Everywhere in the world, NGOs are calling for “zero deforestation” commitments to slow agricultural expansion on forests. At TFT we are supporting companies to make and implement those commitments in their supply chains, starting with understanding where they source their raw materials from, getting traceability and then trying to work with growers of palm plantations (among other crops) to see how they can develop a landscape approach that allows agricultural development and forest conservation to coexist. I am really happy about that and believe it’s one of the most efficient ways to stop massive clearance of forest. It needs to happen urgently.
At the same time these commitments reinforce a growing opposition that exists in human minds between forests and agriculture, and it bothers me. Trees and agricultural crops are all vegetal species with roots that are plunging into the same soil, making and using the same organic matter. They breathe the same air and use the same water. They are family. Yet we are opposing them: the wild and the cultivated. The forests and the fields.
For centuries we have cleared forests and trees to make always bigger fields and create space for the agricultural machines. Simple. Isn’t it well proved that trees make shadows which reduce the intensity of the photosynthesis of the cultivated crops and therefore their productivity? Maybe it’s time to seriously question the paradigm inherited from the eighties just as we question other things from that era. It’s time to stop opposing fields and forests, trees and crops.
Not a lot of publicity was made in the media, but as I write the World Congress on Agroforestry is taking place in New Delhi (Feb 10-14). I have heard about agroforestry a few times recently, and interestingly it was through two people who work in big corporations: Jean Manuel Bluet, Sustainable Development Director at Nestlé France; and Howard Shapiro, Chief Agricultural Officer at Mars. Are big corporations taking interest in what seemed to be a “niche” activity reserved for small philanthropic projects?

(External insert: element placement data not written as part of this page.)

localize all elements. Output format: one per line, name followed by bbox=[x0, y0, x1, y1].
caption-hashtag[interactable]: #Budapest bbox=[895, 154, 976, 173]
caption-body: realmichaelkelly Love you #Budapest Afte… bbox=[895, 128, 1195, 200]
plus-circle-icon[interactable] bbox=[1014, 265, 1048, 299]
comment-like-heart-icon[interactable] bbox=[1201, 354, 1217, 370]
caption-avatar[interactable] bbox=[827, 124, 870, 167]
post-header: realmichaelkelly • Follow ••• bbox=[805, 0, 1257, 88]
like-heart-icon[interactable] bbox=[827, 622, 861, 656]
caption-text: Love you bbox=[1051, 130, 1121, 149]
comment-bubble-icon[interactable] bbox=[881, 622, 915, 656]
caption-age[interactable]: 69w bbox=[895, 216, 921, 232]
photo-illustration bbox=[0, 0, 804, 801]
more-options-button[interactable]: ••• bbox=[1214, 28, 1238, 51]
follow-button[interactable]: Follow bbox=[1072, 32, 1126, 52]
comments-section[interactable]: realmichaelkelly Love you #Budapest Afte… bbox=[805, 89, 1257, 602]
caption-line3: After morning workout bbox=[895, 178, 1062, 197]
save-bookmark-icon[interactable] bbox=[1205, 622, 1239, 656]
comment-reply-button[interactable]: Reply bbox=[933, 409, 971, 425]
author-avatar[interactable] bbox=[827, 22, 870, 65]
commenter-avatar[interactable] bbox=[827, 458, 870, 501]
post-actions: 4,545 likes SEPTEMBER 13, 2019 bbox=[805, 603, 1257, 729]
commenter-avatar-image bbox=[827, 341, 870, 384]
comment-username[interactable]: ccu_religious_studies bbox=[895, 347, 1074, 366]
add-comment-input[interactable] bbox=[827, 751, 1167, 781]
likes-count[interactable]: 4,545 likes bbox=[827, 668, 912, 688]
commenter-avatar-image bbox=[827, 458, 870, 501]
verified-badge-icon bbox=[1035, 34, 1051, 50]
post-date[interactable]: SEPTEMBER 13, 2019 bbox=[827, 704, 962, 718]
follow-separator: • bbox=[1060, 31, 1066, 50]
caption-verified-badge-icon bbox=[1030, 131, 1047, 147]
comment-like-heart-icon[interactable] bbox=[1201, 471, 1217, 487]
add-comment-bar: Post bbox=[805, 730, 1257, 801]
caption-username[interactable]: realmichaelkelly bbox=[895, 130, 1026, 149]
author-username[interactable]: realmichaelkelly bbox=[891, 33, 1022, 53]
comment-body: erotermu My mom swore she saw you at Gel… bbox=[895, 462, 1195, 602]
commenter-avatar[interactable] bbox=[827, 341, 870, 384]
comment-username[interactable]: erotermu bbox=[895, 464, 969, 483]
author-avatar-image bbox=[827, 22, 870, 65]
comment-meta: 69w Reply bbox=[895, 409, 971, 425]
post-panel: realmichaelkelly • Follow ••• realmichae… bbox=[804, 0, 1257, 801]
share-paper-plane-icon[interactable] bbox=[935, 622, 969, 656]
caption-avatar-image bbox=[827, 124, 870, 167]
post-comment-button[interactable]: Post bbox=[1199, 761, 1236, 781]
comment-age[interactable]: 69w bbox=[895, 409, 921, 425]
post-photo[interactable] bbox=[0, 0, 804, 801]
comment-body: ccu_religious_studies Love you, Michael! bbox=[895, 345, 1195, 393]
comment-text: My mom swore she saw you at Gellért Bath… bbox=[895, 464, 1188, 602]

Agroforestry (which could be defined as the art of farming trees and crops together on the same field to explore their synergy) doesn’t look like a science, so no one really gives it any kind of credit. It’s actually a practice that many smallholders have been using for centuries around the world. It’s a very ancestral practice that has traditionally been used at ‘family scale’.
Badly studied and analysed, struggling to survive in the shadow of the progress of agrochemistry, it has somehow been forgotten. And that’s why it’s never been thought of differently than a niche or a “non scalable solution”. But if we look empirically at its benefits, they are great, numerous and much needed at global scale: trees associated to crops help tackle erosion by limiting runaway and they can help tackle pests more efficiently by reintroducing habitat and therefore diversity in the food chain. Trees can also protect agricultural crops from a warming planet, or against drought. They can contribute to fertilise the soil and bring back organic matter, stimulating the ecosystem with their roots and their microbial partners. The list goes on.
So even if we are taken by the urgency to tackle massive deforestation, we should explore how No Deforestation commitments can truly connect forests and crops and not put them further apart. Agroforestry is without a doubt a key element in bringing forests and agriculture into a peace process. This is where we need to innovate as it could well be the key to building resilience in our changing ecosystems. How can businesses and big corporations encourage this?